Sem título, trabalho da série de monotipias A segunda forma da ausência em que o artista dá prosseguimento à pesquisa com pelematerial. Foto: Ivan Padovani/Divulgação
C&AL: O que você tem feito no momento?
IP: Desde o ano passado venho trabalhando em A segunda forma da ausência, uma série de monotipias que dá prosseguimento à pesquisa com pelematerial. Porém, nessas gravuras retiro a pelematerial das superfícies para que eu possa lidar com os resquícios e os rastros deixados por ela. A terceira fase desse processo de pesquisa é o jogo When the matter is gone (2021), que desenvolvi durante a pandemia.
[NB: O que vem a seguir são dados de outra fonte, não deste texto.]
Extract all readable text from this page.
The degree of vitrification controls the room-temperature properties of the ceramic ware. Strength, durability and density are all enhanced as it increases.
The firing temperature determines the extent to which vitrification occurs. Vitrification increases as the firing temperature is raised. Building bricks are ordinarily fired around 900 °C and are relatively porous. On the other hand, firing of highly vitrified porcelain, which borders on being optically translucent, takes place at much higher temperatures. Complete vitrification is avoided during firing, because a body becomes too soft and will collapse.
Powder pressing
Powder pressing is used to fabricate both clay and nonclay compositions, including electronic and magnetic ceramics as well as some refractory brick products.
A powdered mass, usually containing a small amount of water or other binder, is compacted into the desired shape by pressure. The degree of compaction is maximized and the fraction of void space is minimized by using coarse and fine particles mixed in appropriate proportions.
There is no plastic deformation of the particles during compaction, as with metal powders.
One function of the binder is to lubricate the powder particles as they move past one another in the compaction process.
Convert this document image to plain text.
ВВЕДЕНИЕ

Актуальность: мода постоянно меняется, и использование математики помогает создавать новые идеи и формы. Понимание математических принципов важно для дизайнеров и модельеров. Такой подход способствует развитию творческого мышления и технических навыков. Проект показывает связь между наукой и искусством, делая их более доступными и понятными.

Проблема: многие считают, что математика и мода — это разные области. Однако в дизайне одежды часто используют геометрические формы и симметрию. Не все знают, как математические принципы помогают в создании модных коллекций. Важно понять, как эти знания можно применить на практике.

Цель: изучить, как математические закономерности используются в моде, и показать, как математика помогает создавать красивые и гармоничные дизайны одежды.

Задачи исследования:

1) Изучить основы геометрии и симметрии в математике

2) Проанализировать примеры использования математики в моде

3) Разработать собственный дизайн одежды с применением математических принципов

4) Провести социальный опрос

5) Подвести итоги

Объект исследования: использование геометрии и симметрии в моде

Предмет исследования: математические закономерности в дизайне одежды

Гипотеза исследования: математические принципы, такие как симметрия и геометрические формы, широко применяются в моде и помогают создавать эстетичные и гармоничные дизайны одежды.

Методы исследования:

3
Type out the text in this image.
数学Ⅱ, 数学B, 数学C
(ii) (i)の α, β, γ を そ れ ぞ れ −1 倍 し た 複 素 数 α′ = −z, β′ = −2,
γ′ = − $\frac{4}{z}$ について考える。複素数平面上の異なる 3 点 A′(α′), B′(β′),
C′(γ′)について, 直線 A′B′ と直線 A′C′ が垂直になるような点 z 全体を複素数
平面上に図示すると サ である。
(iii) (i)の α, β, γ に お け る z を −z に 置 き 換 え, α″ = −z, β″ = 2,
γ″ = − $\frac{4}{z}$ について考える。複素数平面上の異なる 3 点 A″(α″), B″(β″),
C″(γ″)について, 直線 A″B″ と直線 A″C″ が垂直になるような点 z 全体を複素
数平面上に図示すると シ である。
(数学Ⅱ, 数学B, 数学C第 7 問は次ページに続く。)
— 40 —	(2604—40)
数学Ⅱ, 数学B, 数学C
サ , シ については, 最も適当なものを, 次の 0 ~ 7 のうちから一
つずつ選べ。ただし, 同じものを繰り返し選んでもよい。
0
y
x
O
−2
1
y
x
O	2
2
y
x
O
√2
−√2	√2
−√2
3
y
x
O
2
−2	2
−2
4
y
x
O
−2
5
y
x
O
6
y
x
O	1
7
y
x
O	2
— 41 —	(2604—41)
Nesse trabalho, meu primeiro em ambiente virtual, penso sobre as diferentes formas de desaparecimento e faço isso por meio dos corpos sonoros que desenvolvi com Anti Ribeiro. Além disso, finalizo Da frequência no tempo, obra em grande escala com pelematerial para o Parque das Esculturas, no estado do Espírito Santo. Por fim, coordeno com Ariana Nuala a primeira residência artística voltada para os doze integrantes do CARNI – Coletivo de Arte Negra e Indígena. Fundamos o grupo em 2016 e desde então tivemos uma atuação externa, buscando abrir espaço na cena de Recife para artistas negros e indígenas da região. Agora, vamos lançar um olhar interno para refletir sobre nossas próprias produções poéticas. Mas não vamos deixar de compartilhar com o público nossas reflexões. Estão previstos, a partir do final de maio, alguns encontros online. O primeiro será com a filósofa Denise Ferreira da Silva e, na sequência, acontece uma conversa com a educadora e pesquisadora Mara Pereira.
Ana Paula Orlandi é jornalista e mestre pela Escola de Comunicações e Artes da Universidade de São Paulo.